BARCELONA, SPAIN (AP) — Human rights lawyers have called on Frontex, the European Border and Coast Guard Agency (CGA), to immediately stop its activities in the Aegean Sea and formally accused the agency of violating the rights of migrants to seek asylum, as well as other breaches of European Union (EU) and international law.
The preliminary action filed by Front-Lex, a legal hub challenging EU migration policies, and Legal Center Lesvos, a non-profit organisation providing legal assistance to migrants in Greece, was sent on Monday to Frontex Executive Director Fabrice Leggeri.
He has two months to respond before the groups take the case to the European Court of Justice.
Frontex denies any wrongdoing, although Leggeri has faced growing pressure to step down from his position.
Greece has also repeatedly denied it carries out illegal pushbacks of asylum-seekers.
In a 34-page document, the lawyers accuse Frontex of not only failing to report collective expulsions carried out by Greece at sea but also directly participating in Greece’s illegal pushback of asylum-seekers trying to cross from Turkey by boat, violating “fundamental rights and international protection obligations”, and putting the migrants’ lives at risk.

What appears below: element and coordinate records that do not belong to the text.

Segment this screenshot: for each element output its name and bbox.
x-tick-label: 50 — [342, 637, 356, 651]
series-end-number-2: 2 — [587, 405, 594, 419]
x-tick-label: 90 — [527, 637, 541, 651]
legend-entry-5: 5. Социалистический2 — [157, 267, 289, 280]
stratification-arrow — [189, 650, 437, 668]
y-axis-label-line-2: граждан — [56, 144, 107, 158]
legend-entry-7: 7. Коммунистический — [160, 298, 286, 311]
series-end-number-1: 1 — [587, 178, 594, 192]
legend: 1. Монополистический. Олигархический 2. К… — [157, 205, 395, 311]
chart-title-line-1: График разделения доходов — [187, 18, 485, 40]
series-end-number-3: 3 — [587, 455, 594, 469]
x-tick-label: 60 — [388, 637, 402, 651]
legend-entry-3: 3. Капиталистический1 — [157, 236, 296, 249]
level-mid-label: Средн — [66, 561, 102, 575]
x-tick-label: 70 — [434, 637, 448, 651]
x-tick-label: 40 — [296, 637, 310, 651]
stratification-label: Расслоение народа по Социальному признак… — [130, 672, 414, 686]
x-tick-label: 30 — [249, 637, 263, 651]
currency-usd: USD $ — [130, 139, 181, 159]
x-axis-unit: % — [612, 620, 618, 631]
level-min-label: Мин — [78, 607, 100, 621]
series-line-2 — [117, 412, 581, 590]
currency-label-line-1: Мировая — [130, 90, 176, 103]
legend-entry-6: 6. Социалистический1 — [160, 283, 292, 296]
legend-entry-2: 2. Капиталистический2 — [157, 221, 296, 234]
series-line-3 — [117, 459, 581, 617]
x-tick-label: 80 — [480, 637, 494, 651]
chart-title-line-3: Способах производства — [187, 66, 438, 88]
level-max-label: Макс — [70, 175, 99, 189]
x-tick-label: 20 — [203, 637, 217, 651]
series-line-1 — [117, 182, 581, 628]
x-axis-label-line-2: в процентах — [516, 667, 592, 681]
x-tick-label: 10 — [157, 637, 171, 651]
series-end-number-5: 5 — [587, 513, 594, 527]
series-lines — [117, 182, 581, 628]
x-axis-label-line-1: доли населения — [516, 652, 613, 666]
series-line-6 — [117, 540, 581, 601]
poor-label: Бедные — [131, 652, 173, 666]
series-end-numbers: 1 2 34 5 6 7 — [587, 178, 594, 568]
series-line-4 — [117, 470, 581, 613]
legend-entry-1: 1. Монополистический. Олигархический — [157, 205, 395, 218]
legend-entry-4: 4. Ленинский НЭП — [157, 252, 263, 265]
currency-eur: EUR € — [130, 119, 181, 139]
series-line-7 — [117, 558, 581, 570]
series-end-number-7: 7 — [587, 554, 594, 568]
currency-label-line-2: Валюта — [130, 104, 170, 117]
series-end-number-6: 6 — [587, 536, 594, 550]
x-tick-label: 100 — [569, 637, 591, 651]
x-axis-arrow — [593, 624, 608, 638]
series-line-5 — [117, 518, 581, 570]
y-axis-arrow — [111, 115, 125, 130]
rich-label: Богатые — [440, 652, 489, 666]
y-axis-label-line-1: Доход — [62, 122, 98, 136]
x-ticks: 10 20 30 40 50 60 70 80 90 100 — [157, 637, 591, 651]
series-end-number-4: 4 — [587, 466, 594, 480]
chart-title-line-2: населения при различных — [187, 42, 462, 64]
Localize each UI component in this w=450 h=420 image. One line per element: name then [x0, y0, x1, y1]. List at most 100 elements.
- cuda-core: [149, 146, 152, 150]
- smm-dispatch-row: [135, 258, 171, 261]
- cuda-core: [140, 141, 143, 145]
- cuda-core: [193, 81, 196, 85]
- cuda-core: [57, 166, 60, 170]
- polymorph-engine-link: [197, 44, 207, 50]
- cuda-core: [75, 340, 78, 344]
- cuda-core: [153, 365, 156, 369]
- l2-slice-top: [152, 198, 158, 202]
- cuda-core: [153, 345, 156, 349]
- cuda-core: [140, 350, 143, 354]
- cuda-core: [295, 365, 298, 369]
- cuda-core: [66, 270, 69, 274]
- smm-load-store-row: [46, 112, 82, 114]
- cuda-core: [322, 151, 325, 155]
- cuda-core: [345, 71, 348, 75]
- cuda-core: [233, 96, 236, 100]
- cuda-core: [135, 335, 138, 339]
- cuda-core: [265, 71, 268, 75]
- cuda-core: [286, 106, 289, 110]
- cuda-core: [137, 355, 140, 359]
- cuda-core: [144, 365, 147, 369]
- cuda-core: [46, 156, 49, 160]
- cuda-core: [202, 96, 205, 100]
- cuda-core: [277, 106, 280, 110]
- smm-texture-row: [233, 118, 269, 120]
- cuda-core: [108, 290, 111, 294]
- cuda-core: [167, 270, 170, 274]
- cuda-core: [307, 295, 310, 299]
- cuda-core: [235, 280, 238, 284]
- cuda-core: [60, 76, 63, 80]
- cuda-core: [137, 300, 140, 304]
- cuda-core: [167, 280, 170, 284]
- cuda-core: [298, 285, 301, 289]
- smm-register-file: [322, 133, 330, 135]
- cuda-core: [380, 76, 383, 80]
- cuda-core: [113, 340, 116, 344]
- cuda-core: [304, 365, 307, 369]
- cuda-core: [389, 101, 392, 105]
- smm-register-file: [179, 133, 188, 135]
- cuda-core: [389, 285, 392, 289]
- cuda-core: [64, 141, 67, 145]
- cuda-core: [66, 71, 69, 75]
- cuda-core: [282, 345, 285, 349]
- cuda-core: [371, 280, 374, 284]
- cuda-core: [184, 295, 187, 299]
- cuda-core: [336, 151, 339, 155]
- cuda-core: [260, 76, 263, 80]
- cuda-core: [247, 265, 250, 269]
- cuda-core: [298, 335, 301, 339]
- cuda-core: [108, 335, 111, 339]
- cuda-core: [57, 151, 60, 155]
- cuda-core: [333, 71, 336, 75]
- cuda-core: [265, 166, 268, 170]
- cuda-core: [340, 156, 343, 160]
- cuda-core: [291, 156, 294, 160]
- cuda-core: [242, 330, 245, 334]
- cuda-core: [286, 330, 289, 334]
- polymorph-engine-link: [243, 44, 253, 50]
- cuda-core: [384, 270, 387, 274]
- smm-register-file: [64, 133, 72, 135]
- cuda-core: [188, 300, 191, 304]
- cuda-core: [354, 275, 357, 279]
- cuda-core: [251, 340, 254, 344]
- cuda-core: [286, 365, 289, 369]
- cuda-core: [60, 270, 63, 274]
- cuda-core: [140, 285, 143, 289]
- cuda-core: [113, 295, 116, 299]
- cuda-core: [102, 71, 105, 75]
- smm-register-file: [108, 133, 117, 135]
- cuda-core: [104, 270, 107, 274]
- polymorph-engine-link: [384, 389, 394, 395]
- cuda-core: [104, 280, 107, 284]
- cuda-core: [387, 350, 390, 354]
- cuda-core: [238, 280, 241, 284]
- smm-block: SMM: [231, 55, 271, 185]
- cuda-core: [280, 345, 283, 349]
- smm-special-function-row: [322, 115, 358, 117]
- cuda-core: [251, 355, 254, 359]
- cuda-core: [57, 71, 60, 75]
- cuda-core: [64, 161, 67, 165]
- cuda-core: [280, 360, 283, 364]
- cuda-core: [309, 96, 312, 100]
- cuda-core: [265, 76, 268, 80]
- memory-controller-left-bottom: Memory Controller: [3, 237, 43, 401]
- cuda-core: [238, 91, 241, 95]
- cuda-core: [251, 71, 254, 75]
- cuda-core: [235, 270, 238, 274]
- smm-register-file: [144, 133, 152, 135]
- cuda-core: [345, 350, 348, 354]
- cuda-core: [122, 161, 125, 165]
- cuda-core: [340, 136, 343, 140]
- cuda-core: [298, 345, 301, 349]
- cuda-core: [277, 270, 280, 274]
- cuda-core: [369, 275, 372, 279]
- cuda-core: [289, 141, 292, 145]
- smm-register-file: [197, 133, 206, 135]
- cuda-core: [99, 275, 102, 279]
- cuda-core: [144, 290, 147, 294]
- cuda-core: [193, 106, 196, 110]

Pushbacks or collective expulsions are when groups of migrants are forcibly returned across a border without having the chance to seek asylum. They are considered contrary to the international refugee law principle of non-refoulement, which said people shouldn’t be expelled or returned to a country where their life and safety might be in danger due to their race, religion, nationality or being members of a social or political group. Pushbacks are also prohibited under EU human rights law.
The legal groups, in a statement citing Frontex’s own regulations, said the executive director must grant their request and is obliged to withdraw “financing for any activity by the agency, or suspend or terminate any activity by the agency, in whole or in part, if he or she considers that there are violations of fundamental rights” that are “of a serious nature or are likely to persist”.